Question

\[{}^{{\mathbf{234}}}{\mathbf{U}}\;\]has 92 protons and 234 nucleons total in its nucleus. It decays by emitting an alpha particle. After the decay it becomes.
(A) ${}^{232}U$
(B) ${}^{232}Pa$
(C) ${}^{230}Th$
(D) ${}^{230}Ra$

Answer 1

Hint:We know that an alpha particle is equivalent to an helium nucleus (\[H{e^{2 + }}\]). When an alpha particle releases from a nucleus it will reduce \[2\] electrons, \[2\] protons and \[2\] neutrons. So we have to check the options with an element less in \[2\] electrons, \[2\] protons and \[2\] neutrons than with\[{}^{{\mathbf{234}}}{\mathbf{U}}\;\].

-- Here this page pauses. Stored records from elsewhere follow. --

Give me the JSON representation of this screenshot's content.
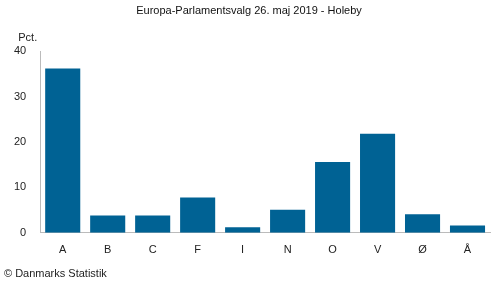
{
  "chart_data": {
    "type": "bar",
    "title": "Europa-Parlamentsvalg 26. maj 2019 - Holeby",
    "ylabel": "Pct.",
    "source": "© Danmarks Statistik",
    "categories": [
      "A",
      "B",
      "C",
      "F",
      "I",
      "N",
      "O",
      "V",
      "Ø",
      "Å"
    ],
    "values": [
      36.2,
      3.8,
      3.8,
      7.8,
      1.2,
      5.1,
      15.6,
      21.8,
      4.1,
      1.6
    ],
    "color": "#006294",
    "ylim": [
      0,
      40
    ],
    "yticks": [
      0,
      10,
      20,
      30,
      40
    ],
    "grid": false
  }
}
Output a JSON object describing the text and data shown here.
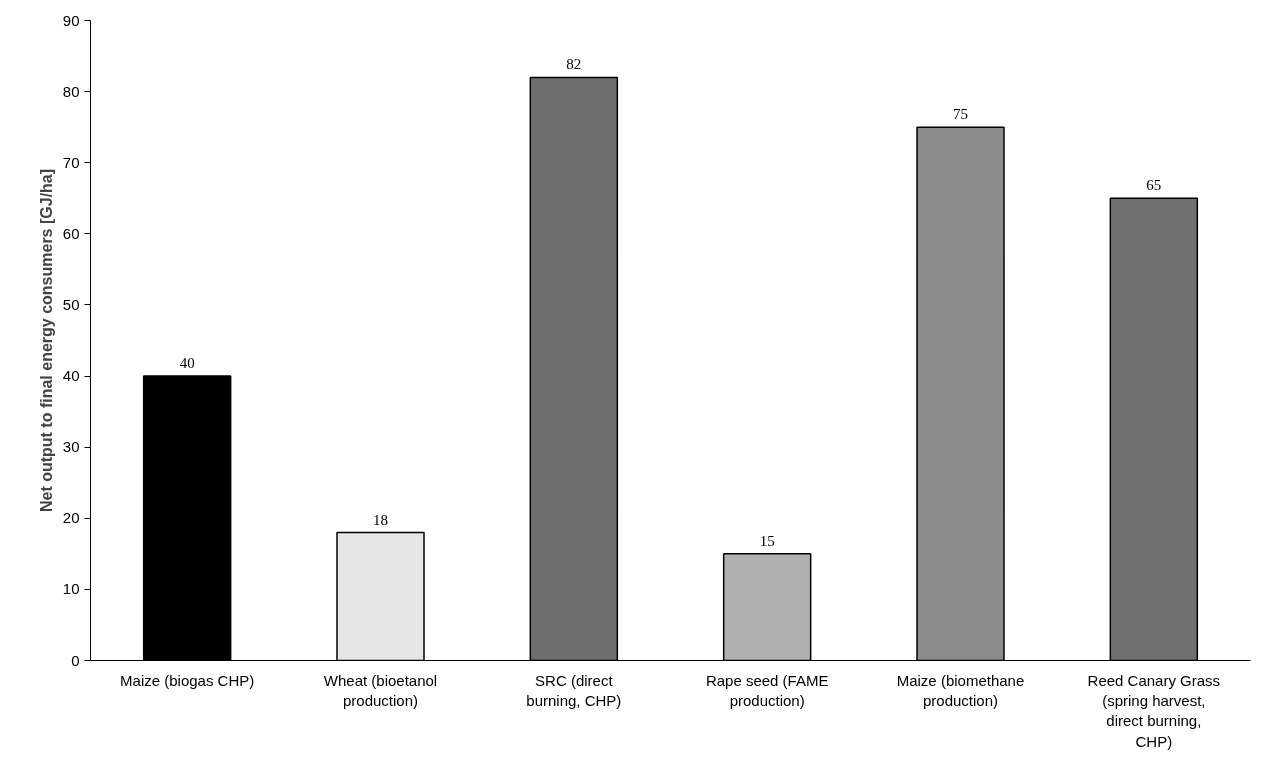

Complete step by step answer:
The reaction should be of the form.
$U{}_{92}^{234}\xrightarrow{a}Th{}_{90}^{230} + \alpha $.
The mass number of thorium is \[230\] and its atomic number, \[Z{\text{ }}is90.\]
The mass number of thorium is \[226\] and its atomic number is \[88.\]
As at one instant, only one particle can be emitted, unless it is given two successive emissions of particle, Ra cannot be obtained.
Uranium\[ - 234\] produces thorium\[ - 230\] by alpha decay.
An article is a helium nucleus.
It contains \[2\] protons and \[2\] neutrons, for a mass number of \[4\].
The correct answer is \[\left( C \right)\].

Note:The sum of the subscripts \[\left( {atom{\text{ }}each{\text{ }}or{\text{ }}charges} \right)\] is the same on each side of the equation. Also, the same on each superscript (mass is the same on each side of this equation.